La circolare, secondo quanto anticipato da La Repubblica e Il Corriere della Sera, invita le amministrazioni a non procedere automaticamente all’aumento degli stipendi, chiarendo che eventuali riallineamenti potranno scattare solo in presenza di risorse specifiche già stanziate e destinate a questo scopo. Il testo, ancora oggetto di confronto tra Palazzo Chigi e il ministero competente, si propone di evitare un effetto domino di incrementi retributivi, che rischierebbe di pesare sui bilanci pubblici e di creare forti disparità tra le diverse strutture dello Stato.

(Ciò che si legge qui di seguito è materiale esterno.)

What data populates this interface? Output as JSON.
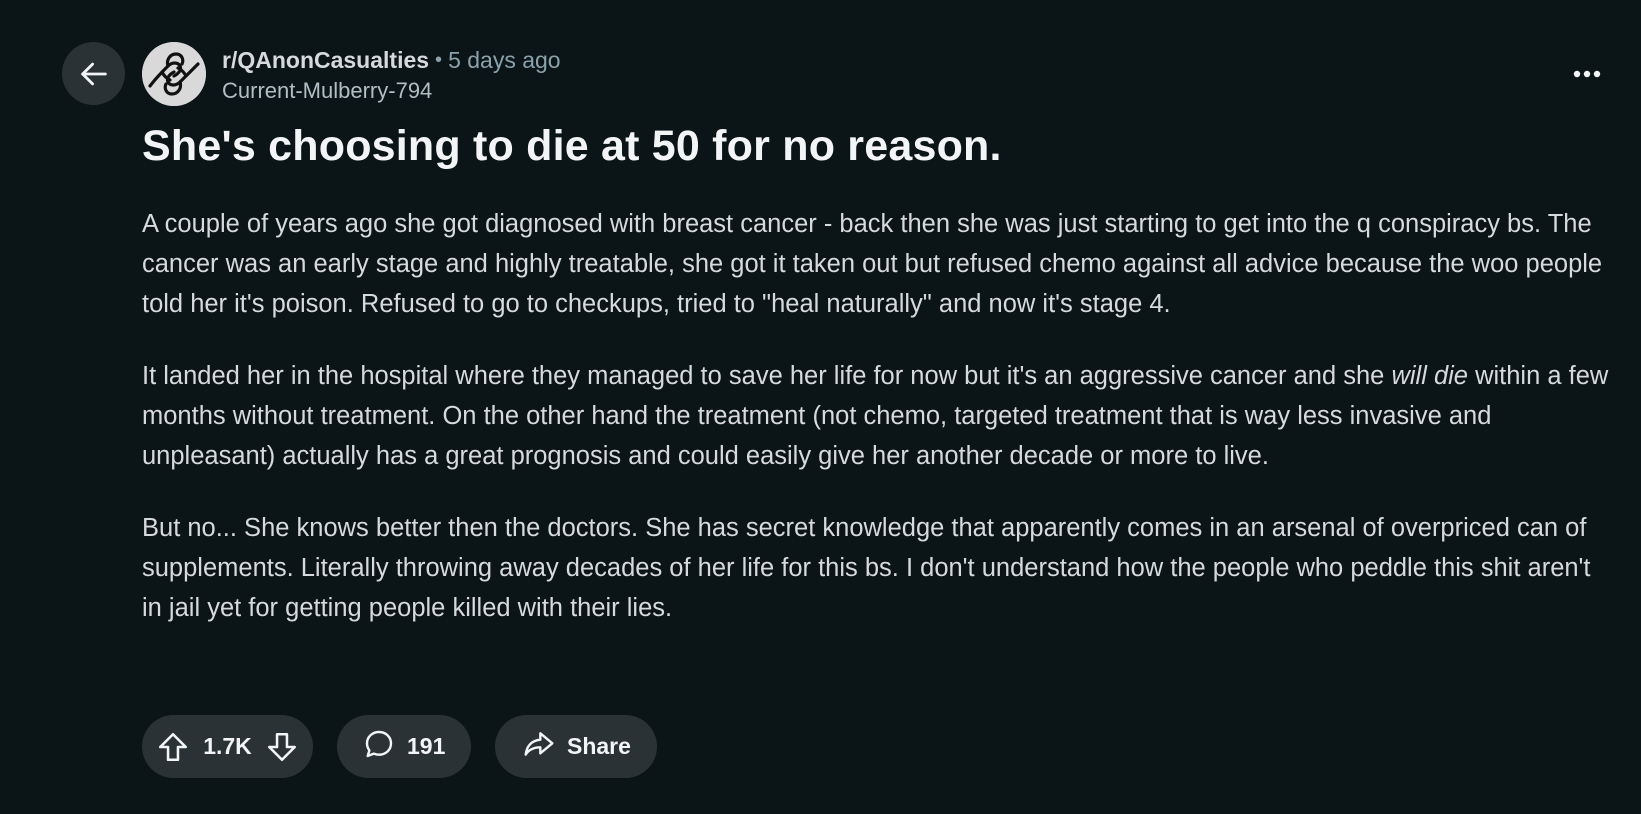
{
  "header": {
    "back_icon": "arrow-left-icon",
    "avatar_icon": "subreddit-avatar-icon",
    "subreddit": "r/QAnonCasualties",
    "separator": "•",
    "time_ago": "5 days ago",
    "author": "Current-Mulberry-794",
    "more_icon": "ellipsis-icon"
  },
  "post": {
    "title": "She's choosing to die at 50 for no reason.",
    "paragraph1": "A couple of years ago she got diagnosed with breast cancer - back then she was just starting to get into the q conspiracy bs. The cancer was an early stage and highly treatable, she got it taken out but refused chemo against all advice because the woo people told her it's poison. Refused to go to checkups, tried to \"heal naturally\" and now it's stage 4.",
    "paragraph2_before": "It landed her in the hospital where they managed to save her life for now but it's an aggressive cancer and she ",
    "paragraph2_emphasis": "will die",
    "paragraph2_after": " within a few months without treatment. On the other hand the treatment (not chemo, targeted treatment that is way less invasive and unpleasant) actually has a great prognosis and could easily give her another decade or more to live.",
    "paragraph3": "But no... She knows better then the doctors. She has secret knowledge that apparently comes in an arsenal of overpriced can of supplements. Literally throwing away decades of her life for this bs. I don't understand how the people who peddle this shit aren't in jail yet for getting people killed with their lies."
  },
  "actions": {
    "upvote_icon": "upvote-arrow-icon",
    "vote_count": "1.7K",
    "downvote_icon": "downvote-arrow-icon",
    "comment_icon": "speech-bubble-icon",
    "comment_count": "191",
    "share_icon": "share-arrow-icon",
    "share_label": "Share"
  },
  "colors": {
    "background": "#0b1416",
    "pill": "#2a3236",
    "text_primary": "#f2f4f5",
    "text_secondary": "#8ba2ad"
  }
}
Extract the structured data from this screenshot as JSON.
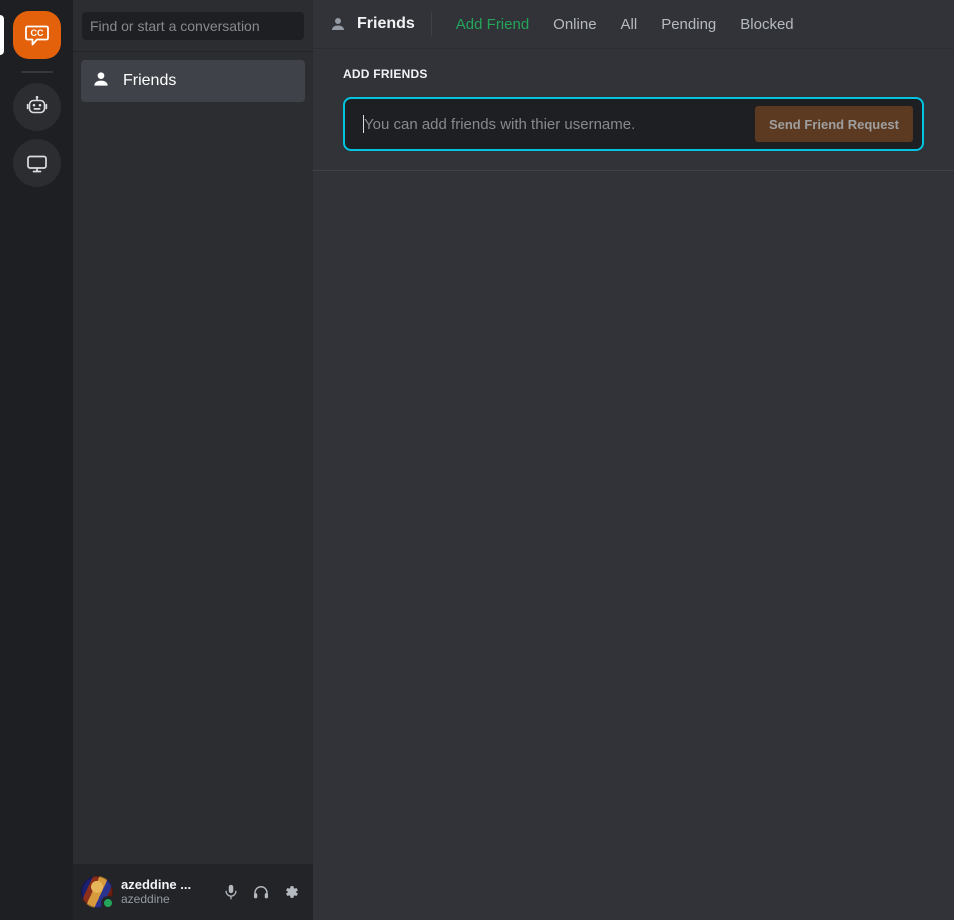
{
  "colors": {
    "brand_orange": "#e2610a",
    "accent_cyan": "#00c4e0",
    "active_tab_green": "#23a55a",
    "status_online": "#23a55a",
    "rail_bg": "#1e1f22",
    "sidebar_bg": "#2b2d31",
    "main_bg": "#313338",
    "send_button_bg": "#5c3a22"
  },
  "rail": {
    "items": [
      {
        "name": "cc-home",
        "icon": "cc-speech-bubble-icon",
        "label": "CC",
        "active": true
      },
      {
        "name": "bot",
        "icon": "robot-icon",
        "label": "",
        "active": false
      },
      {
        "name": "display",
        "icon": "monitor-icon",
        "label": "",
        "active": false
      }
    ]
  },
  "sidebar": {
    "search": {
      "value": "",
      "placeholder": "Find or start a conversation"
    },
    "items": [
      {
        "label": "Friends",
        "icon": "person-icon",
        "selected": true
      }
    ],
    "user_panel": {
      "display_name": "azeddine ...",
      "username": "azeddine",
      "status": "online",
      "actions": [
        {
          "name": "microphone-icon",
          "label": "Mute"
        },
        {
          "name": "headphones-icon",
          "label": "Deafen"
        },
        {
          "name": "gear-icon",
          "label": "User Settings"
        }
      ]
    }
  },
  "topbar": {
    "title": "Friends",
    "title_icon": "person-icon",
    "tabs": [
      {
        "label": "Add Friend",
        "active": true
      },
      {
        "label": "Online",
        "active": false
      },
      {
        "label": "All",
        "active": false
      },
      {
        "label": "Pending",
        "active": false
      },
      {
        "label": "Blocked",
        "active": false
      }
    ]
  },
  "main": {
    "section_title": "ADD FRIENDS",
    "add_friend": {
      "input_value": "",
      "placeholder": "You can add friends with thier username.",
      "focused": true,
      "button_label": "Send Friend Request",
      "button_disabled": true
    }
  }
}
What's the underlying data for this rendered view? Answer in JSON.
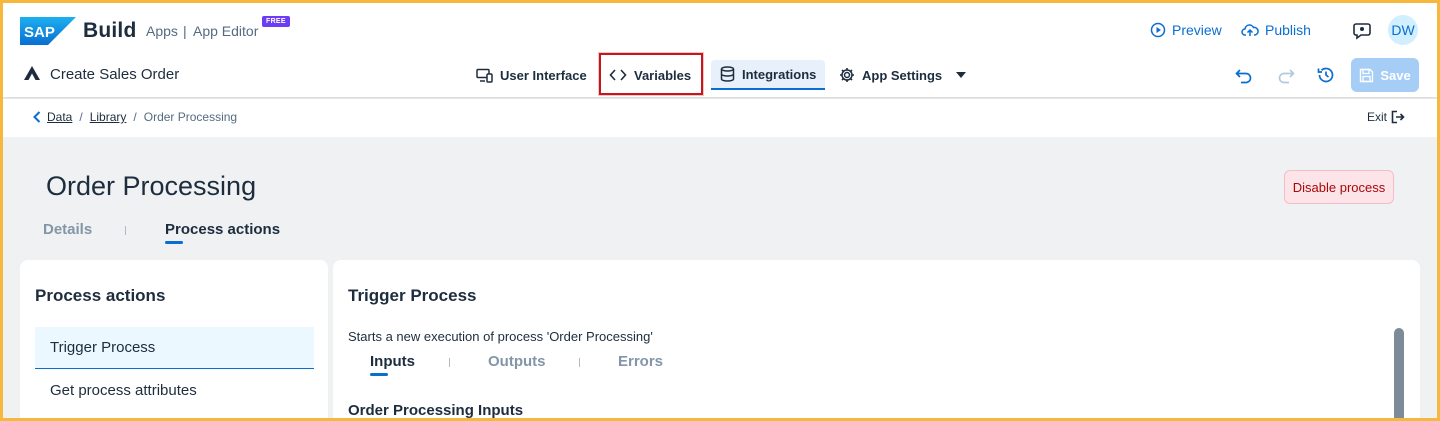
{
  "shell": {
    "brand": {
      "logo_text": "SAP",
      "product": "Build",
      "area": "Apps",
      "separator": "|",
      "editor": "App Editor",
      "badge": "FREE"
    },
    "actions": {
      "preview": "Preview",
      "publish": "Publish"
    },
    "user_initials": "DW",
    "app_title": "Create Sales Order",
    "nav": [
      {
        "label": "User Interface",
        "icon": "monitor-phone-icon"
      },
      {
        "label": "Variables",
        "icon": "code-brackets-icon"
      },
      {
        "label": "Integrations",
        "icon": "database-icon"
      },
      {
        "label": "App Settings",
        "icon": "gear-icon"
      }
    ],
    "save_label": "Save"
  },
  "breadcrumb": {
    "items": [
      "Data",
      "Library"
    ],
    "separator": "/",
    "current": "Order Processing",
    "exit_label": "Exit"
  },
  "page": {
    "title": "Order Processing",
    "disable_label": "Disable process",
    "tabs": {
      "details": "Details",
      "process_actions": "Process actions"
    }
  },
  "left_panel": {
    "title": "Process actions",
    "items": [
      "Trigger Process",
      "Get process attributes"
    ]
  },
  "right_panel": {
    "title": "Trigger Process",
    "description": "Starts a new execution of process 'Order Processing'",
    "tabs": [
      "Inputs",
      "Outputs",
      "Errors"
    ],
    "section_title": "Order Processing Inputs"
  },
  "colors": {
    "accent": "#0a6ed1",
    "highlight": "#c4161c",
    "badge": "#6c3df2",
    "danger_text": "#aa0808"
  }
}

Il passaggio più significativo del documento invita a “soprassedere” alla rideterminazione del trattamento economico in attesa di un provvedimento normativo più organico. La disposizione intende congelare ogni iniziativa di adeguamento, almeno fino a quando non sarà definito il perimetro dei casi in cui l’adeguamento potrà essere consentito.

La circolare dovrebbe inoltre fornire “chiarimenti applicativi” della sentenza della Consulta, aprendo però alla possibilità di alcune esenzioni. In una seconda fase, con un decreto del Presidente del Consiglio (dpcm), verrà stilato l’elenco degli incarichi eventualmente esclusi dal blocco. Secondo le prime indiscrezioni, potrebbero rientrare in questa categoria dodici posizioni di vertice, tra cui i comandanti delle forze armate e delle forze di polizia — Carabinieri, Esercito, Marina, Aeronautica e Polizia di Stato — oltre al capo della Protezione civile. Per questi ruoli di massima responsabilità, in presenza delle risorse necessarie, potrà essere deliberato un adeguamento, ma non vi sarà alcun automatismo.
Per tutti gli altri dirigenti pubblici, invece, la linea è chiara: nessun aumento automatico, nessuna corsa agli adeguamenti. Il governo vuole evitare che la sentenza della Consulta, nata per sanare un vizio di legittimità nel tetto ai compensi, si traduca in una valanga di incrementi indiscriminati a carico dello Stato.
Il ministro Paolo Zangrillo ha confermato al quotidiano La Repubblica che la posizione dell’esecutivo è condivisa con il ministro dell’Economia Giancarlo Giorgetti. I due stanno lavorando a una proposta che, “nel rispetto delle prerogative contrattuali”, stabilisca criteri capaci di “evitare un ingiustificato appiattimento verso l’alto delle retribuzioni”. L’obiettivo è legare gli stipendi pubblici al merito, alla produttività e alle responsabilità dei singoli incarichi dirigenziali. Zangrillo ha anche precisato che “non si tratta di stabilire aumenti e non ce ne saranno nell’immediato”.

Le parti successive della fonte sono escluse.